Connaître les principes généraux de la prise en charge OIC-064-12-A
1. Bilan étiologique, élimination d’une pathologie non psychiatrique
- Examen clinique complet
- Bilan paraclinique
- Bilan sanguin : Glycémie, ionogramme, calcémie, urée, créatinine, NFS, plaquettes, CRP, TSHus, bilan hépatique
- Bilan urinaire : toxicologie (cannabis, amphétamines, cocaïne)
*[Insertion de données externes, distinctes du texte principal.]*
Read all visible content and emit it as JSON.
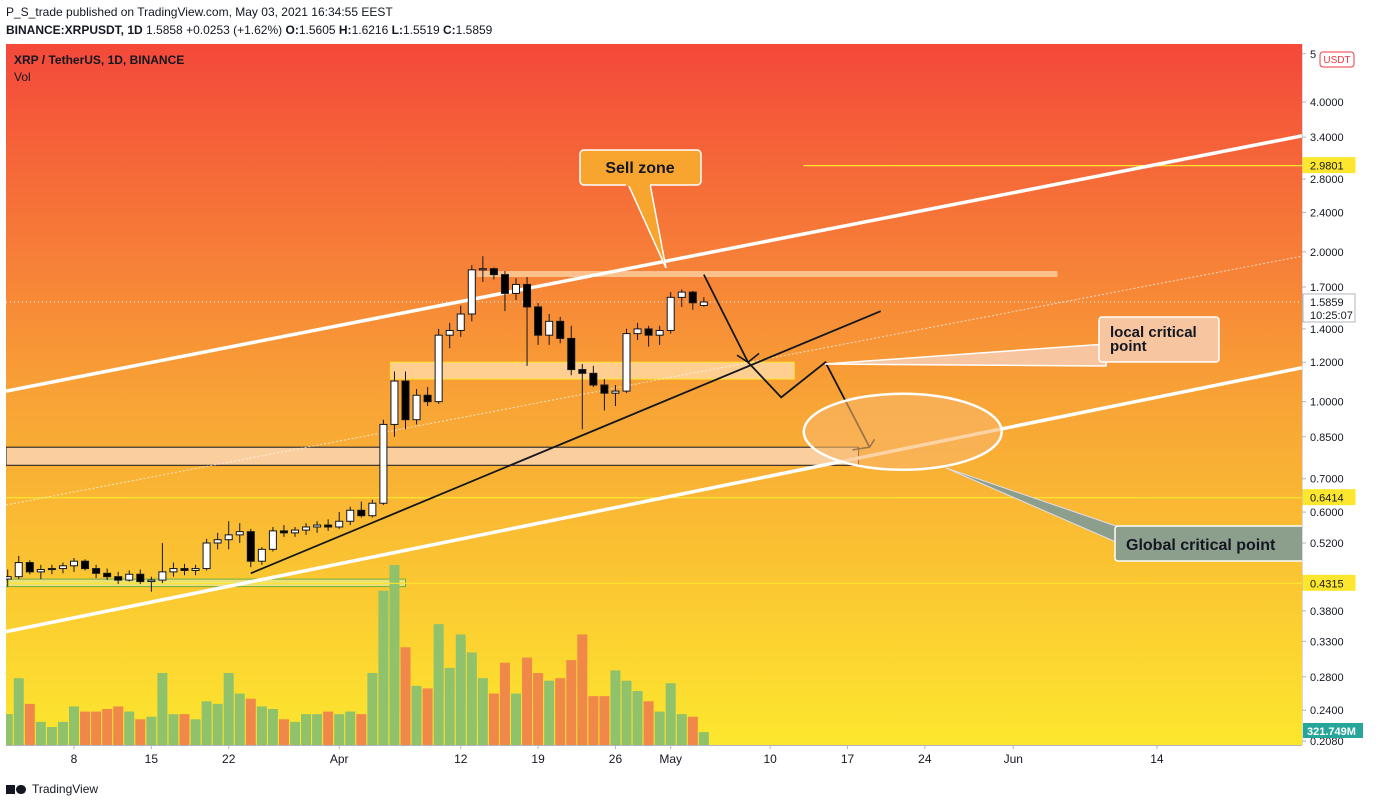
{
  "header": {
    "publisher_line": "P_S_trade published on TradingView.com, May 03, 2021 16:34:55 EEST",
    "symbol": "BINANCE:XRPUSDT, 1D",
    "last": "1.5858",
    "change": "+0.0253 (+1.62%)",
    "o_label": "O:",
    "o_value": "1.5605",
    "h_label": "H:",
    "h_value": "1.6216",
    "l_label": "L:",
    "l_value": "1.5519",
    "c_label": "C:",
    "c_value": "1.5859"
  },
  "legend": {
    "title": "XRP / TetherUS, 1D, BINANCE",
    "vol": "Vol"
  },
  "footer": {
    "brand": "TradingView"
  },
  "colors": {
    "up": "#ffffff",
    "down": "#000000",
    "vol_up": "#8fc26b",
    "vol_down": "#f0884a",
    "gradient_top": "#f4483a",
    "gradient_bottom": "#fde72e"
  },
  "chart_data": {
    "type": "candlestick",
    "scale": "log",
    "currency": "USDT",
    "y_ticks": [
      5,
      4.0,
      3.4,
      2.8,
      2.4,
      2.0,
      1.7,
      1.4,
      1.2,
      1.0,
      0.85,
      0.7,
      0.6,
      0.52,
      0.38,
      0.33,
      0.28,
      0.24,
      0.208
    ],
    "y_tick_labels": [
      "5",
      "4.0000",
      "3.4000",
      "2.8000",
      "2.4000",
      "2.0000",
      "1.7000",
      "1.4000",
      "1.2000",
      "1.0000",
      "0.8500",
      "0.7000",
      "0.6000",
      "0.5200",
      "0.3800",
      "0.3300",
      "0.2800",
      "0.2400",
      "0.2080"
    ],
    "x_labels": [
      {
        "label": "8",
        "date": "2021-03-08"
      },
      {
        "label": "15",
        "date": "2021-03-15"
      },
      {
        "label": "22",
        "date": "2021-03-22"
      },
      {
        "label": "Apr",
        "date": "2021-04-01"
      },
      {
        "label": "12",
        "date": "2021-04-12"
      },
      {
        "label": "19",
        "date": "2021-04-19"
      },
      {
        "label": "26",
        "date": "2021-04-26"
      },
      {
        "label": "May",
        "date": "2021-05-01"
      },
      {
        "label": "10",
        "date": "2021-05-10"
      },
      {
        "label": "17",
        "date": "2021-05-17"
      },
      {
        "label": "24",
        "date": "2021-05-24"
      },
      {
        "label": "Jun",
        "date": "2021-06-01"
      },
      {
        "label": "14",
        "date": "2021-06-14"
      }
    ],
    "candles": [
      {
        "date": "2021-03-02",
        "o": 0.44,
        "h": 0.46,
        "l": 0.425,
        "c": 0.445,
        "v": 0.12
      },
      {
        "date": "2021-03-03",
        "o": 0.445,
        "h": 0.49,
        "l": 0.44,
        "c": 0.475,
        "v": 0.26
      },
      {
        "date": "2021-03-04",
        "o": 0.475,
        "h": 0.48,
        "l": 0.45,
        "c": 0.455,
        "v": 0.16
      },
      {
        "date": "2021-03-05",
        "o": 0.455,
        "h": 0.47,
        "l": 0.44,
        "c": 0.46,
        "v": 0.09
      },
      {
        "date": "2021-03-06",
        "o": 0.46,
        "h": 0.47,
        "l": 0.45,
        "c": 0.462,
        "v": 0.07
      },
      {
        "date": "2021-03-07",
        "o": 0.462,
        "h": 0.475,
        "l": 0.452,
        "c": 0.468,
        "v": 0.09
      },
      {
        "date": "2021-03-08",
        "o": 0.468,
        "h": 0.485,
        "l": 0.455,
        "c": 0.478,
        "v": 0.15
      },
      {
        "date": "2021-03-09",
        "o": 0.478,
        "h": 0.482,
        "l": 0.458,
        "c": 0.462,
        "v": 0.13
      },
      {
        "date": "2021-03-10",
        "o": 0.462,
        "h": 0.47,
        "l": 0.442,
        "c": 0.452,
        "v": 0.13
      },
      {
        "date": "2021-03-11",
        "o": 0.452,
        "h": 0.462,
        "l": 0.438,
        "c": 0.445,
        "v": 0.14
      },
      {
        "date": "2021-03-12",
        "o": 0.445,
        "h": 0.455,
        "l": 0.43,
        "c": 0.438,
        "v": 0.15
      },
      {
        "date": "2021-03-13",
        "o": 0.438,
        "h": 0.458,
        "l": 0.435,
        "c": 0.45,
        "v": 0.13
      },
      {
        "date": "2021-03-14",
        "o": 0.45,
        "h": 0.46,
        "l": 0.43,
        "c": 0.435,
        "v": 0.1
      },
      {
        "date": "2021-03-15",
        "o": 0.435,
        "h": 0.445,
        "l": 0.415,
        "c": 0.438,
        "v": 0.11
      },
      {
        "date": "2021-03-16",
        "o": 0.438,
        "h": 0.52,
        "l": 0.432,
        "c": 0.455,
        "v": 0.28
      },
      {
        "date": "2021-03-17",
        "o": 0.455,
        "h": 0.475,
        "l": 0.445,
        "c": 0.462,
        "v": 0.12
      },
      {
        "date": "2021-03-18",
        "o": 0.462,
        "h": 0.472,
        "l": 0.448,
        "c": 0.458,
        "v": 0.12
      },
      {
        "date": "2021-03-19",
        "o": 0.458,
        "h": 0.47,
        "l": 0.448,
        "c": 0.462,
        "v": 0.1
      },
      {
        "date": "2021-03-20",
        "o": 0.462,
        "h": 0.53,
        "l": 0.458,
        "c": 0.52,
        "v": 0.17
      },
      {
        "date": "2021-03-21",
        "o": 0.52,
        "h": 0.545,
        "l": 0.505,
        "c": 0.528,
        "v": 0.16
      },
      {
        "date": "2021-03-22",
        "o": 0.528,
        "h": 0.575,
        "l": 0.505,
        "c": 0.54,
        "v": 0.28
      },
      {
        "date": "2021-03-23",
        "o": 0.54,
        "h": 0.57,
        "l": 0.52,
        "c": 0.548,
        "v": 0.2
      },
      {
        "date": "2021-03-24",
        "o": 0.548,
        "h": 0.555,
        "l": 0.465,
        "c": 0.478,
        "v": 0.18
      },
      {
        "date": "2021-03-25",
        "o": 0.478,
        "h": 0.51,
        "l": 0.47,
        "c": 0.505,
        "v": 0.15
      },
      {
        "date": "2021-03-26",
        "o": 0.505,
        "h": 0.56,
        "l": 0.5,
        "c": 0.55,
        "v": 0.14
      },
      {
        "date": "2021-03-27",
        "o": 0.55,
        "h": 0.565,
        "l": 0.535,
        "c": 0.545,
        "v": 0.1
      },
      {
        "date": "2021-03-28",
        "o": 0.545,
        "h": 0.56,
        "l": 0.535,
        "c": 0.552,
        "v": 0.09
      },
      {
        "date": "2021-03-29",
        "o": 0.552,
        "h": 0.57,
        "l": 0.54,
        "c": 0.56,
        "v": 0.12
      },
      {
        "date": "2021-03-30",
        "o": 0.56,
        "h": 0.575,
        "l": 0.545,
        "c": 0.565,
        "v": 0.12
      },
      {
        "date": "2021-03-31",
        "o": 0.565,
        "h": 0.58,
        "l": 0.55,
        "c": 0.56,
        "v": 0.13
      },
      {
        "date": "2021-04-01",
        "o": 0.56,
        "h": 0.6,
        "l": 0.555,
        "c": 0.575,
        "v": 0.12
      },
      {
        "date": "2021-04-02",
        "o": 0.575,
        "h": 0.615,
        "l": 0.565,
        "c": 0.605,
        "v": 0.13
      },
      {
        "date": "2021-04-03",
        "o": 0.605,
        "h": 0.63,
        "l": 0.585,
        "c": 0.59,
        "v": 0.12
      },
      {
        "date": "2021-04-04",
        "o": 0.59,
        "h": 0.635,
        "l": 0.585,
        "c": 0.625,
        "v": 0.28
      },
      {
        "date": "2021-04-05",
        "o": 0.625,
        "h": 0.92,
        "l": 0.62,
        "c": 0.9,
        "v": 0.6
      },
      {
        "date": "2021-04-06",
        "o": 0.9,
        "h": 1.15,
        "l": 0.85,
        "c": 1.1,
        "v": 0.7
      },
      {
        "date": "2021-04-07",
        "o": 1.1,
        "h": 1.15,
        "l": 0.88,
        "c": 0.92,
        "v": 0.38
      },
      {
        "date": "2021-04-08",
        "o": 0.92,
        "h": 1.06,
        "l": 0.9,
        "c": 1.03,
        "v": 0.23
      },
      {
        "date": "2021-04-09",
        "o": 1.03,
        "h": 1.07,
        "l": 0.98,
        "c": 1.0,
        "v": 0.22
      },
      {
        "date": "2021-04-10",
        "o": 1.0,
        "h": 1.4,
        "l": 0.99,
        "c": 1.36,
        "v": 0.47
      },
      {
        "date": "2021-04-11",
        "o": 1.36,
        "h": 1.44,
        "l": 1.28,
        "c": 1.39,
        "v": 0.3
      },
      {
        "date": "2021-04-12",
        "o": 1.39,
        "h": 1.56,
        "l": 1.35,
        "c": 1.5,
        "v": 0.43
      },
      {
        "date": "2021-04-13",
        "o": 1.5,
        "h": 1.88,
        "l": 1.45,
        "c": 1.84,
        "v": 0.36
      },
      {
        "date": "2021-04-14",
        "o": 1.84,
        "h": 1.96,
        "l": 1.74,
        "c": 1.85,
        "v": 0.26
      },
      {
        "date": "2021-04-15",
        "o": 1.85,
        "h": 1.86,
        "l": 1.76,
        "c": 1.8,
        "v": 0.2
      },
      {
        "date": "2021-04-16",
        "o": 1.8,
        "h": 1.83,
        "l": 1.52,
        "c": 1.65,
        "v": 0.32
      },
      {
        "date": "2021-04-17",
        "o": 1.65,
        "h": 1.77,
        "l": 1.6,
        "c": 1.72,
        "v": 0.2
      },
      {
        "date": "2021-04-18",
        "o": 1.72,
        "h": 1.78,
        "l": 1.18,
        "c": 1.55,
        "v": 0.34
      },
      {
        "date": "2021-04-19",
        "o": 1.55,
        "h": 1.58,
        "l": 1.3,
        "c": 1.36,
        "v": 0.28
      },
      {
        "date": "2021-04-20",
        "o": 1.36,
        "h": 1.5,
        "l": 1.3,
        "c": 1.45,
        "v": 0.25
      },
      {
        "date": "2021-04-21",
        "o": 1.45,
        "h": 1.48,
        "l": 1.31,
        "c": 1.34,
        "v": 0.26
      },
      {
        "date": "2021-04-22",
        "o": 1.34,
        "h": 1.42,
        "l": 1.13,
        "c": 1.16,
        "v": 0.33
      },
      {
        "date": "2021-04-23",
        "o": 1.16,
        "h": 1.19,
        "l": 0.88,
        "c": 1.14,
        "v": 0.43
      },
      {
        "date": "2021-04-24",
        "o": 1.14,
        "h": 1.18,
        "l": 1.07,
        "c": 1.08,
        "v": 0.19
      },
      {
        "date": "2021-04-25",
        "o": 1.08,
        "h": 1.11,
        "l": 0.96,
        "c": 1.04,
        "v": 0.19
      },
      {
        "date": "2021-04-26",
        "o": 1.04,
        "h": 1.08,
        "l": 0.98,
        "c": 1.05,
        "v": 0.29
      },
      {
        "date": "2021-04-27",
        "o": 1.05,
        "h": 1.4,
        "l": 1.04,
        "c": 1.37,
        "v": 0.25
      },
      {
        "date": "2021-04-28",
        "o": 1.37,
        "h": 1.44,
        "l": 1.33,
        "c": 1.4,
        "v": 0.21
      },
      {
        "date": "2021-04-29",
        "o": 1.4,
        "h": 1.42,
        "l": 1.29,
        "c": 1.36,
        "v": 0.17
      },
      {
        "date": "2021-04-30",
        "o": 1.36,
        "h": 1.42,
        "l": 1.3,
        "c": 1.39,
        "v": 0.13
      },
      {
        "date": "2021-05-01",
        "o": 1.39,
        "h": 1.66,
        "l": 1.37,
        "c": 1.62,
        "v": 0.24
      },
      {
        "date": "2021-05-02",
        "o": 1.62,
        "h": 1.68,
        "l": 1.55,
        "c": 1.66,
        "v": 0.12
      },
      {
        "date": "2021-05-03",
        "o": 1.66,
        "h": 1.67,
        "l": 1.53,
        "c": 1.58,
        "v": 0.11
      },
      {
        "date": "2021-05-04",
        "o": 1.5605,
        "h": 1.6216,
        "l": 1.5519,
        "c": 1.5859,
        "v": 0.05
      }
    ],
    "price_labels": [
      {
        "value": 2.9801,
        "text": "2.9801",
        "color": "#fde72e"
      },
      {
        "value": 1.5859,
        "text": "1.5859",
        "sub": "10:25:07",
        "color": "#ffffff"
      },
      {
        "value": 0.6414,
        "text": "0.6414",
        "color": "#fde72e"
      },
      {
        "value": 0.4315,
        "text": "0.4315",
        "color": "#fde72e"
      }
    ],
    "volume_label": "321.749M",
    "annotations": {
      "sell_zone": "Sell zone",
      "local_critical": "local critical point",
      "global_critical": "Global critical point"
    }
  }
}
- Imagerie cérébrale et EEG : si 1er épisode ou point d’appel neurologique ou manifestation atypique
2. Bilan pré-thérapeutique en fonction du traitement envisagé
3. Hospitalisation en psychiatrie
- Episode maniaque : hospitalisation le plus souvent nécessaire, parfois sans consentement
- Episode dépressif : hospitalisation parfois nécessaire, parfois sans consentement
- Indications d'une hospitalisation en psychiatrie : risque suicidaire élevé, agitation et troubles du comportement délétères pour le patient ou pour l’entourage, risque hétéro-agressif, altération de l'état général
4. Prise en charge de l'épisode aigu
Manie
- Traitement de l’agitation
- Prévention du risque suicidaire
- Réhydratation, alimentation, correction des troubles hydro-électrolytiques
- Traitement des perturbations du sommeil : prescrire un anxiolytique/hypnotique
- Prévention des comportements à risques
- Arrêt du traitement antidépresseur le cas échéant
- Traitement de fond médicamenteux : thymorégulateur (sels de lithium, divalproate de sodium, carbamazépine) et/ou antipsychotique de seconde génération (olanzapine, rispéridone, quétiapine, aripiprazole)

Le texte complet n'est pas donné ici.